SG- The best way to meet a man is to STOP looking. Get on with your beautful young life, do things that you can only do when you’re young, keep an open heart, and you’ll trip over a nice, exciting, loving man.
I read in the paper that Pierluigi is looking for a gal… and now you’re looking for a guy…
Am I the only one here that sees the possibilities?
PLO+SG= who knows what might come of this!
Willow Glen Dad –
I know I may come off as being too picky or superficial, but I want it all and have very high standards for what I want in another person. Believe me, I know my downfalls but I am OK with them and comfortable with myself. I don’t think I need to sell myself short.
In a way, just showing my mom that I am outwardly trying to meet someone is making her happy. I guess its the least I can do for the woman.
SG- You have a right to want it all. Do what you think is right for you. Your Mom sounds like a wonderful woman, and I think she knows you’re trying.

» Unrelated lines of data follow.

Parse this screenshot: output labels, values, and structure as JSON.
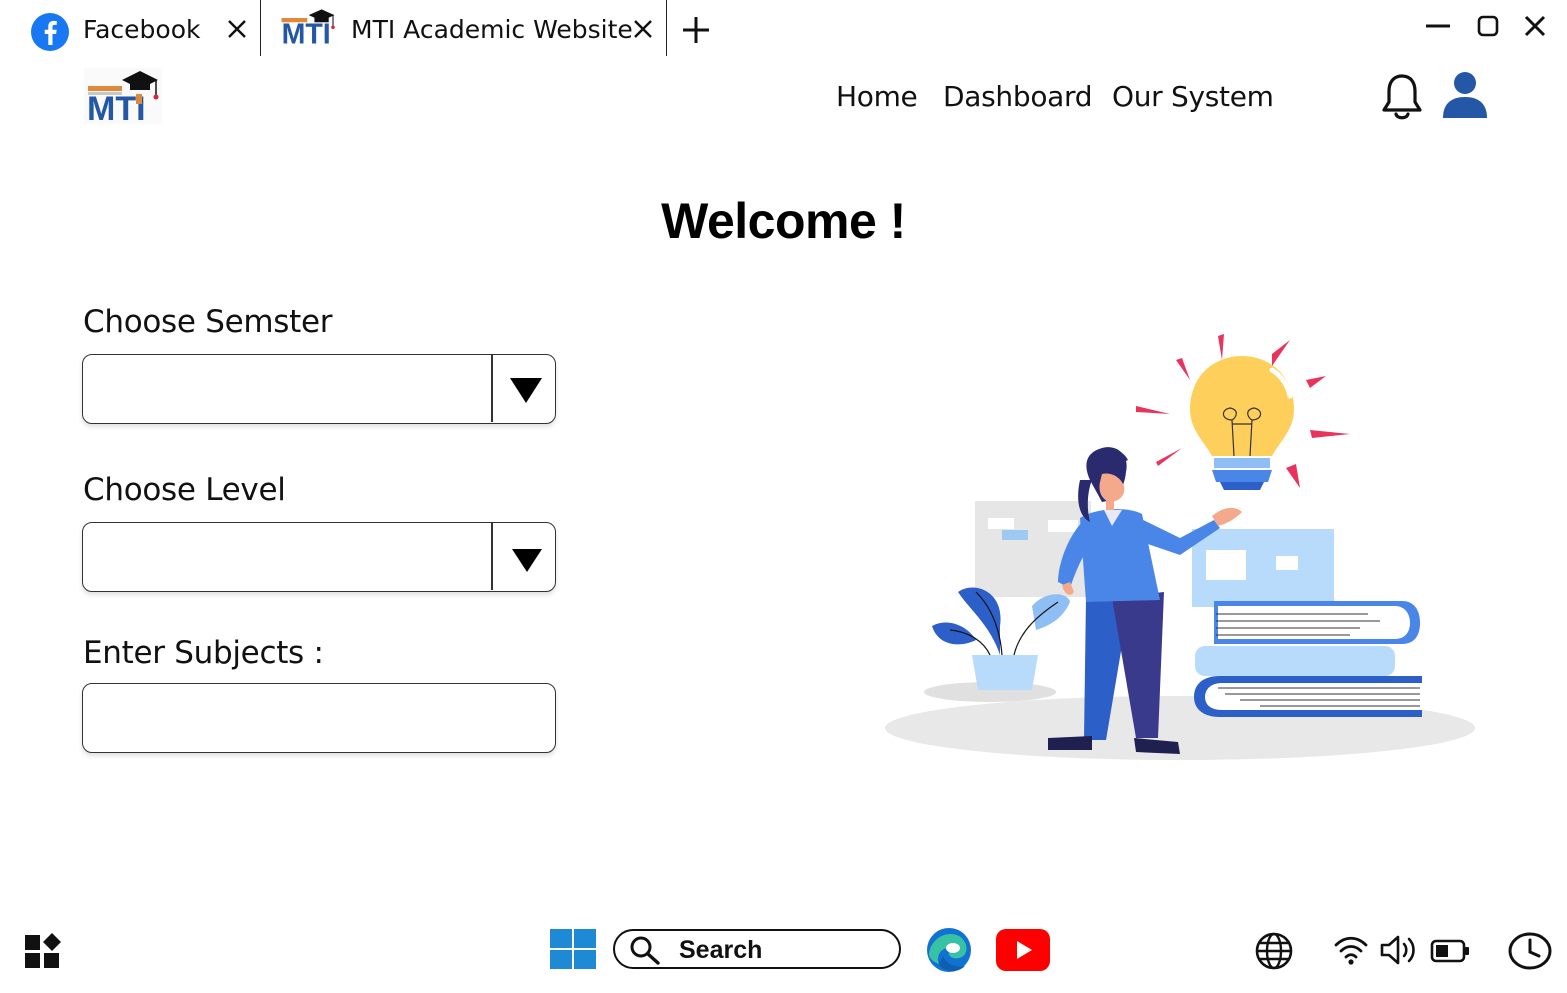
{
  "tabs": [
    {
      "label": "Facebook",
      "icon": "facebook-icon",
      "active": false
    },
    {
      "label": "MTI Academic Website",
      "icon": "mti-logo-icon",
      "active": true
    }
  ],
  "window_controls": [
    "minimize-icon",
    "maximize-icon",
    "close-icon"
  ],
  "site": {
    "logo_icon": "mti-logo-icon",
    "nav": [
      "Home",
      "Dashboard",
      "Our System"
    ],
    "notification_icon": "bell-icon",
    "profile_icon": "user-icon"
  },
  "main": {
    "heading": "Welcome !",
    "semester": {
      "label": "Choose Semster",
      "value": ""
    },
    "level": {
      "label": "Choose Level",
      "value": ""
    },
    "subjects": {
      "label": "Enter Subjects :",
      "value": "",
      "placeholder": ""
    },
    "illustration": "woman-with-lightbulb-and-books-illustration"
  },
  "taskbar": {
    "widgets_icon": "widgets-icon",
    "start_icon": "windows-start-icon",
    "search_label": "Search",
    "apps": [
      "edge-icon",
      "youtube-icon"
    ],
    "tray": [
      "globe-icon",
      "wifi-icon",
      "volume-icon",
      "battery-icon",
      "clock-icon"
    ]
  },
  "colors": {
    "brand_blue": "#2557a7",
    "facebook_blue": "#1877f2",
    "youtube_red": "#ff0000",
    "windows_blue": "#1e8ad6"
  }
}
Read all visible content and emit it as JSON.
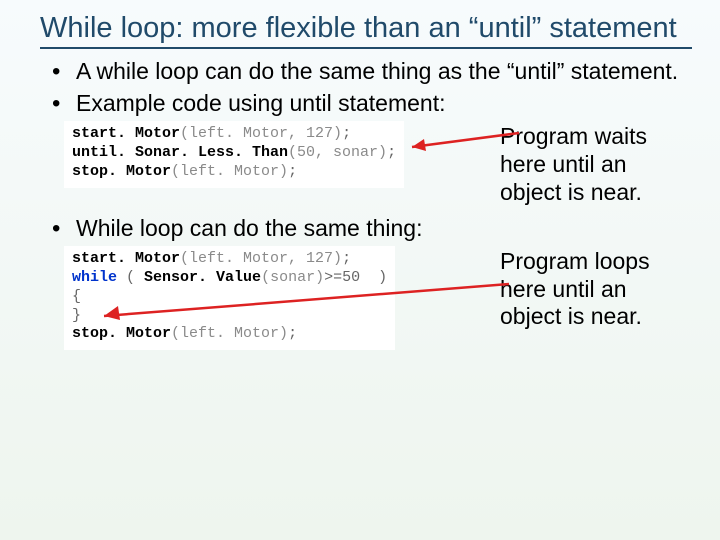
{
  "title": "While loop: more flexible than an “until” statement",
  "bullets": {
    "b1": "A while loop can do the same thing as the “until” statement.",
    "b2": "Example code using until statement:",
    "b3": "While loop can do the same thing:"
  },
  "code1": {
    "l1_fn": "start. Motor",
    "l1_args": "(left. Motor, 127)",
    "l1_end": ";",
    "l2_fn": "until. Sonar. Less. Than",
    "l2_args": "(50, sonar)",
    "l2_end": ";",
    "l3_fn": "stop. Motor",
    "l3_args": "(left. Motor)",
    "l3_end": ";"
  },
  "annot1": "Program waits here until an object is near.",
  "code2": {
    "l1_fn": "start. Motor",
    "l1_args": "(left. Motor, 127)",
    "l1_end": ";",
    "l2_kw": "while",
    "l2_open": " ( ",
    "l2_fn": "Sensor. Value",
    "l2_args": "(sonar)",
    "l2_cmp": ">=50 ",
    "l2_close": " )",
    "l3": "{",
    "l4": "}",
    "l5_fn": "stop. Motor",
    "l5_args": "(left. Motor)",
    "l5_end": ";"
  },
  "annot2": "Program loops here until an object is near."
}
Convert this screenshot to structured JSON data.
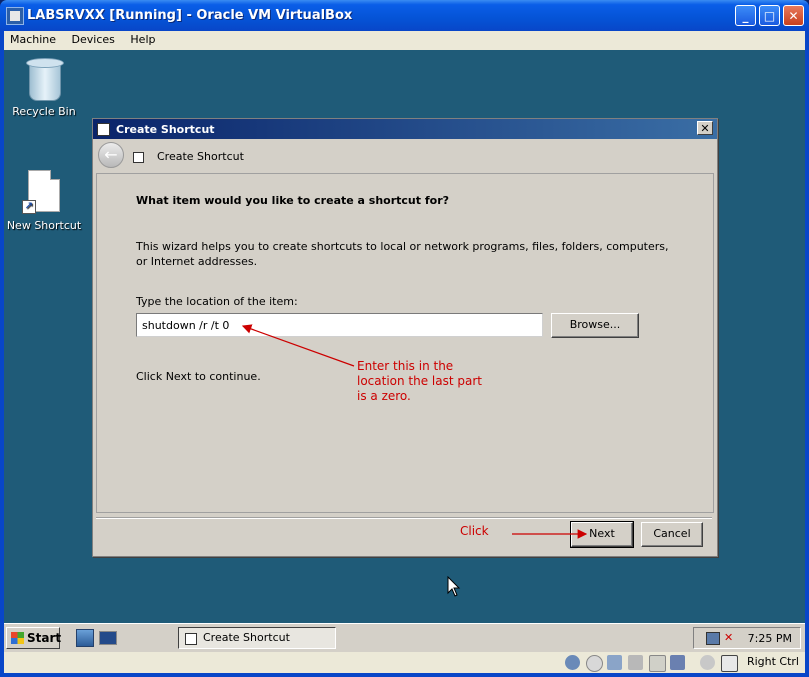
{
  "host": {
    "title": "LABSRVXX [Running] - Oracle VM VirtualBox",
    "menu": [
      "Machine",
      "Devices",
      "Help"
    ],
    "window_buttons": {
      "minimize": "_",
      "maximize": "□",
      "close": "✕"
    },
    "status": {
      "host_key": "Right Ctrl"
    }
  },
  "desktop": {
    "icons": [
      {
        "label": "Recycle Bin",
        "icon": "recycle-bin-icon"
      },
      {
        "label": "New Shortcut",
        "icon": "shortcut-file-icon"
      }
    ]
  },
  "dialog": {
    "title": "Create Shortcut",
    "header": "Create Shortcut",
    "question": "What item would you like to create a shortcut for?",
    "description": "This wizard helps you to create shortcuts to local or network programs, files, folders, computers, or Internet addresses.",
    "location_label": "Type the location of the item:",
    "location_value": "shutdown /r /t 0",
    "browse_label": "Browse...",
    "continue_text": "Click Next to continue.",
    "next_label": "Next",
    "cancel_label": "Cancel",
    "close_glyph": "✕"
  },
  "annotations": {
    "enter_note": [
      "Enter this in the",
      "location the last part",
      "is a zero."
    ],
    "click_note": "Click",
    "color": "#cc0000"
  },
  "taskbar": {
    "start_label": "Start",
    "task_button": "Create Shortcut",
    "clock": "7:25 PM"
  }
}
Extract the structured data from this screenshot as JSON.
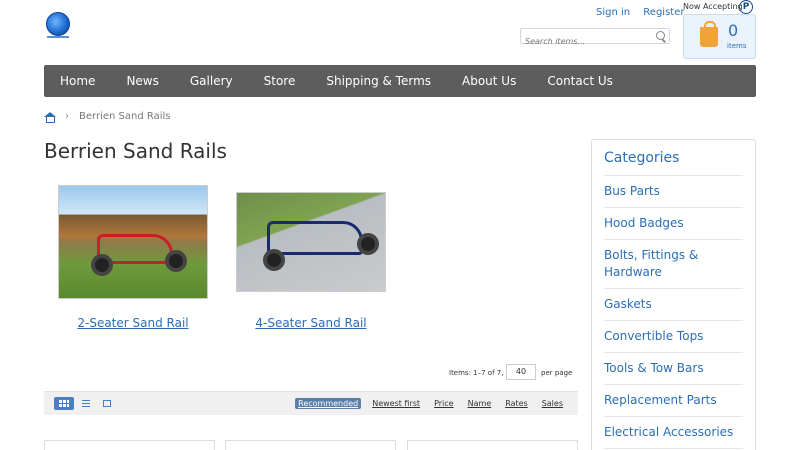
{
  "header": {
    "sign_in": "Sign in",
    "register": "Register",
    "search_placeholder": "Search items...",
    "now_accepting": "Now Accepting",
    "cart_count": "0",
    "cart_items_label": "items"
  },
  "nav": {
    "items": [
      "Home",
      "News",
      "Gallery",
      "Store",
      "Shipping & Terms",
      "About Us",
      "Contact Us"
    ]
  },
  "breadcrumb": {
    "separator": "›",
    "current": "Berrien Sand Rails"
  },
  "page_title": "Berrien Sand Rails",
  "products": [
    {
      "name": "2-Seater Sand Rail"
    },
    {
      "name": "4-Seater Sand Rail"
    }
  ],
  "pagination": {
    "items_info": "Items: 1–7 of 7,",
    "per_page_value": "40",
    "per_page_label": "per page"
  },
  "sort": {
    "options": [
      "Recommended",
      "Newest first",
      "Price",
      "Name",
      "Rates",
      "Sales"
    ],
    "active": "Recommended"
  },
  "sidebar": {
    "title": "Categories",
    "categories": [
      "Bus Parts",
      "Hood Badges",
      "Bolts, Fittings & Hardware",
      "Gaskets",
      "Convertible Tops",
      "Tools & Tow Bars",
      "Replacement Parts",
      "Electrical Accessories"
    ]
  },
  "colors": {
    "accent": "#2a6fb5",
    "nav_bg": "#5d5d5d",
    "active_sort": "#5a7fa8"
  }
}
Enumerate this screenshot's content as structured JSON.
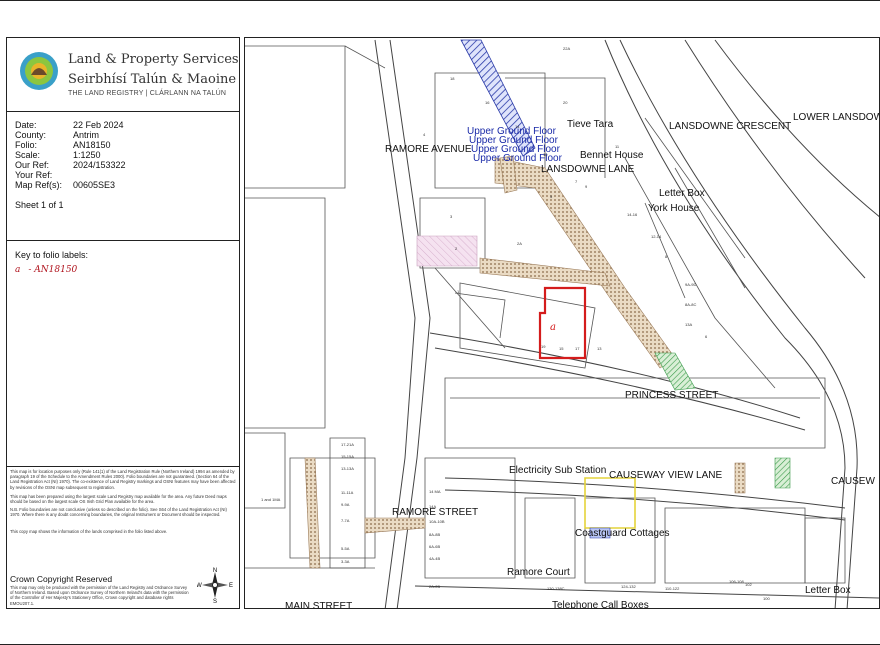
{
  "header": {
    "org_name_en": "Land & Property Services",
    "org_name_ga": "Seirbhísí Talún & Maoine",
    "registry_line": "THE LAND REGISTRY | CLÁRLANN NA TALÚN"
  },
  "info": {
    "rows": [
      {
        "label": "Date:",
        "value": "22 Feb 2024"
      },
      {
        "label": "County:",
        "value": "Antrim"
      },
      {
        "label": "Folio:",
        "value": "AN18150"
      },
      {
        "label": "Scale:",
        "value": "1:1250"
      },
      {
        "label": "Our Ref:",
        "value": "2024/153322"
      },
      {
        "label": "Your Ref:",
        "value": ""
      },
      {
        "label": "Map Ref(s):",
        "value": "00605SE3"
      }
    ],
    "sheet": "Sheet 1 of 1"
  },
  "key": {
    "title": "Key to folio labels:",
    "items": [
      {
        "letter": "a",
        "label": "- AN18150"
      }
    ]
  },
  "notes": {
    "p1": "This map is for location purposes only (Rule 141(1) of the Land Registration Rule (Northern Ireland) 1994 as amended by paragraph 19 of the Schedule to the Amendment Rules 2000). Folio boundaries are not guaranteed. (Section 64 of the Land Registration Act (NI) 1970). The co-existence of Land Registry markings and OSNI features may have been affected by revisions of the OSNI map subsequent to registration.",
    "p2": "This map has been prepared using the largest scale Land Registry map available for the area. Any future Deed maps should be based on the largest scale OS Irish Grid Plan available for the area.",
    "p3": "N.B. Folio boundaries are not conclusive (unless so described on the folio). See S64 of the Land Registration Act (NI) 1970. Where there is any doubt concerning boundaries, the original Instrument or Document should be inspected.",
    "p4": "This copy map shows the information of the lands comprised in the folio listed above.",
    "crown_title": "Crown Copyright Reserved",
    "crown_text": "This map may only be produced with the permission of the Land Registry and Ordnance Survey of Northern Ireland. Based upon Ordnance Survey of Northern Ireland's data with the permission of the Controller of Her Majesty's Stationery Office, Crown copyright and database rights EMOU207.1."
  },
  "compass": {
    "n": "N",
    "e": "E",
    "s": "S",
    "w": "W"
  },
  "map": {
    "streets": {
      "lower_lansdowne": "LOWER LANSDOWNE",
      "lansdowne_crescent": "LANSDOWNE CRESCENT",
      "ramore_avenue": "RAMORE AVENUE",
      "lansdowne_lane": "LANSDOWNE LANE",
      "princess_street": "PRINCESS STREET",
      "causeway_view_lane": "CAUSEWAY VIEW LANE",
      "causeway": "CAUSEW",
      "ramore_street": "RAMORE STREET",
      "main_street": "MAIN STREET"
    },
    "places": {
      "tieve_tara": "Tieve Tara",
      "bennet_house": "Bennet House",
      "letter_box_1": "Letter Box",
      "york_house": "York House",
      "electricity_sub_station": "Electricity Sub Station",
      "coastguard_cottages": "Coastguard Cottages",
      "ramore_court": "Ramore Court",
      "letter_box_2": "Letter Box",
      "telephone_call_boxes": "Telephone Call Boxes"
    },
    "overlay_labels": {
      "ug1": "Upper Ground Floor",
      "ug2": "Upper Ground Floor",
      "ug3": "Upper Ground Floor",
      "ug4": "Upper Ground Floor",
      "folio_letter": "a"
    },
    "house_numbers": {
      "n22a": "22A",
      "n20": "20",
      "n2a": "2A",
      "n16": "16",
      "n18": "18",
      "n10": "10",
      "n14": "14",
      "n11": "11",
      "n4": "4",
      "n9": "9",
      "n5": "5",
      "n7": "7",
      "n1416": "14-16",
      "n1214": "12-14",
      "n1": "1",
      "n3": "3",
      "n2": "2",
      "n17": "17",
      "n6": "6",
      "n8": "8",
      "n9a": "9A-9D",
      "n8a": "8A-8C",
      "n13a": "13A",
      "mainhall": "1 and 1MA",
      "n14ma": "14 MA",
      "n14a": "14A",
      "n10ab": "10A-10B",
      "n8ab": "8A-8B",
      "n6ab": "6A-6B",
      "n4ab": "4A-4B",
      "n2ab": "2A-2B",
      "n130": "130-138C",
      "n124": "124-132",
      "n110": "110-122",
      "n106": "106-108",
      "n100": "100",
      "n102": "102",
      "n17a": "17-21A",
      "n15a": "15-15A",
      "n13ab": "13-13A",
      "n11a": "11-11A",
      "n9ab": "9-9A",
      "n7a": "7-7A",
      "n5a": "5-5A",
      "n3a": "3-3A",
      "n15": "15",
      "n13": "13",
      "n19": "19"
    }
  }
}
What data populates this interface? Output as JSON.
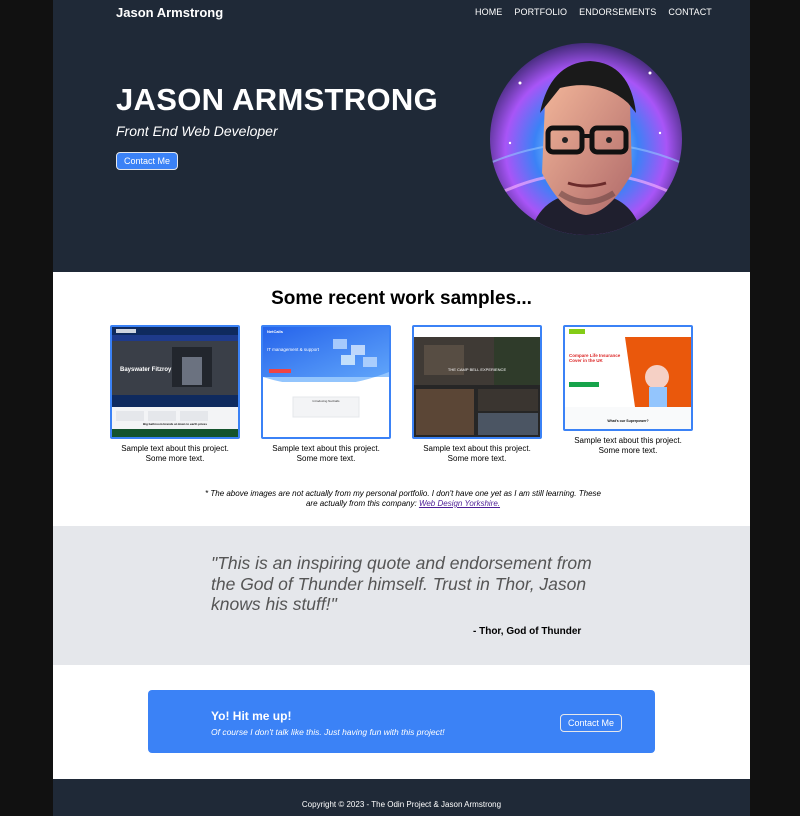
{
  "header": {
    "brand": "Jason Armstrong",
    "nav": [
      "HOME",
      "PORTFOLIO",
      "ENDORSEMENTS",
      "CONTACT"
    ]
  },
  "hero": {
    "title": "JASON ARMSTRONG",
    "subtitle": "Front End Web Developer",
    "button_label": "Contact Me"
  },
  "samples": {
    "title": "Some recent work samples...",
    "cards": [
      {
        "text": "Sample text about this project. Some more text."
      },
      {
        "text": "Sample text about this project. Some more text."
      },
      {
        "text": "Sample text about this project. Some more text."
      },
      {
        "text": "Sample text about this project. Some more text."
      }
    ],
    "thumbnails": [
      {
        "headline": "Bayswater Fitzroy",
        "caption": "Big bathroom brands at down to earth prices"
      },
      {
        "logo": "NetCalls",
        "headline": "IT management & support",
        "caption": "Introducing NetCalls"
      },
      {
        "headline": "THE CAMP BELL EXPERIENCE"
      },
      {
        "headline": "Compare Life Insurance Cover in the UK",
        "caption": "What's our Superpower?"
      }
    ],
    "disclaimer": "* The above images are not actually from my personal portfolio. I don't have one yet as I am still learning. These are actually from this company:",
    "disclaimer_link": "Web Design Yorkshire."
  },
  "quote": {
    "text": "\"This is an inspiring quote and endorsement from the God of Thunder himself. Trust in Thor, Jason knows his stuff!\"",
    "author": "- Thor, God of Thunder"
  },
  "cta": {
    "title": "Yo! Hit me up!",
    "subtitle": "Of course I don't talk like this. Just having fun with this project!",
    "button_label": "Contact Me"
  },
  "footer": {
    "text": "Copyright © 2023 - The Odin Project & Jason Armstrong"
  },
  "colors": {
    "dark": "#1f2937",
    "accent": "#3b82f6",
    "quote_band": "#e5e7eb"
  }
}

Pier is a nice, loving, playful kind of guy! You might consider #8’s suggestion!
# You are a DOLT !
I know you don’t know what that means so look it up?
Alfred Doten
Thanks for your message. Of course you are right. I missed it the first time but it’s correct now.
#14 “The Editor”
AKA:
Jack, SJEdit, JVZ, Mr. Van Zandt, Jack Van Zandt, Composer, Downtown Resident, etc., etc. etc……………….
That’s a very interesting observation from someone who either can’t decide what to call himself or has a deliberate agenda to confuse fellow bloggers. What are you talking about?
# 6 You are the DOLT!
Sorry for the confusion, but being a dad in Willow glen he already knows he’s a DOLT.
When you meet a potential woman friend do you scope her out RIGHT away for clothes you could borrow, a handbag that will match the shoes you bought on sale?
NO ( I hope). So when you meet a new guy just pretend he is a pod mate at work. Guys sense you planning the engagement party within seconds of meeting. Stays on their mind longer than Windsong.
Go to events you like and look for opportunities to chat. It’s work. But better than your obit saying “A loving aunt to her many nieces and…”
If the guy is taken he may be with a bud who’s not. And at least there will be one event you like to do in common. And the political season will be hot and heavy – that’s a lot of events. Pick a candidate!
If you meet an on-line guy—bring mondo back-up for security. All you really know about him is he can type. Unless he had a friend type for him because he’s forbidden to access the internet directly by his probation officer…..
#11 or is it 12. How witty of you to make such a pithy comment. However given my obvious ignorance, you could have used “stupid” instead of “dolt” to get your erudite point across.
To: The Editor #14—care to let the rest of us in on the meaning of your response post to Alfred Doten? We didn’t see his post, so we’re all left wondering wassup.
Better still, if you have a personal missive, send it personally, rather than posting it and leaving us all breathless with questions about its meaning and/or significance.
The ‘Rhymes With Orange” strip in todays Murky News describes to a tee what your folder has become, SG.
It’s titled “The Cave Blog”. One caveman, drawing pictures on the cave wall, says to his comrade who is looking on: “…you start out with great intentions, great thoughts, then you run out of ideas and end up telling people what you had for dinner.”
Can the editor delete pointless comments—like name calling and references to other posts—NONE of which address the topic? This kind of filler== reader vs. reader badminton games are the best way to grind a site to an end—who wants to read that??
Wow John Michael, I thought we had a connection yet you come on here to tell me how boring my column is.
Read it again, more critically this time, SG; “You start out with great intentions…”
Your latest contribution is better suited to MySpace than to SJI.
Go back to your prior subject types—the ones with substance.
SG,
Enroll in a university of your choice, look for a stable prospect, go for it!!! This on line B.S. is just that; B.S.
Ther are no easy answers or solutions, just your gut instinct!